Budi mengakui memang ada perbedaan harga avtur di sejumlah bandara yang ada di Indonesia. Menurutnya harga avtur di Bandara Internasional Soekarno-Hatta memang rendah namun berbeda dengan bandara lainnya.
"Di Kertajati naik lima persen harga avturnya. Berbeda dengan di Soekarno-Hatta," tutur Budi.
Untuk itu, Budi menegaskan saat ini akan lebih mengupayakan untuk menurunkan harga avtur. Hanya saja hal tersebut menurutnya juga perlu keikutsertaan para maskapai dan para pemerintah daerah.
Sementara itu, Direktur Pemasaran Korporat Pertamina Basuki Trikora Putra mengatakan penetapan harga avtur dilakukan setiap tanggal 1 dan 15 bulan berjalan. "Ini memakai patokan Mean of Platts Singapore (MOPS) adalah harga yang dipublikasikan setiap hari oleh lemaga di Singapura," tutur Basuki.
Basuki memastikan harga yang dipublikasi oleh MOPS merupakan kesepakatan oleh para produsen avtur.

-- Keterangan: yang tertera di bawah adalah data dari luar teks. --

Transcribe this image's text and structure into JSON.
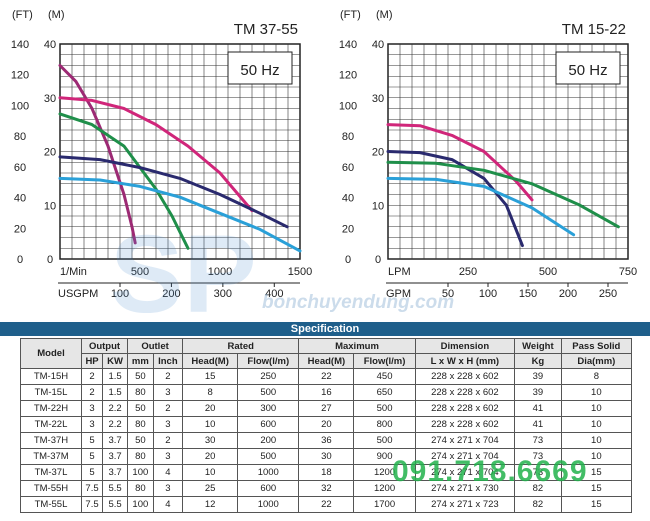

Untuk itu, saat ini Pertamina masih mengacu kepada harga yang dipublikasi oleh MOPS.
"Harga yang dipublikasi MOPS ini diketahui oleh pembelinya, maskapai juga tahu," ujar Basuki.
Tentunya, kata Basuki, Pertamina akan mendukung Garuda Indonesia Group, Lion Air Group, dan Sriwijaya Air Group untuk membangun bisnis transportasi udara yang lebih terjangkau.
Saat ini Pertamina menurutnya melayani avtur 31 persen untuk Garuda Indonesia, 24 persen untuk Lion Air, sembilan persen untuk Citilink Indonesia, delapan persen untuk Sriwijaya Air, dan sisanya untuk maskapai lain.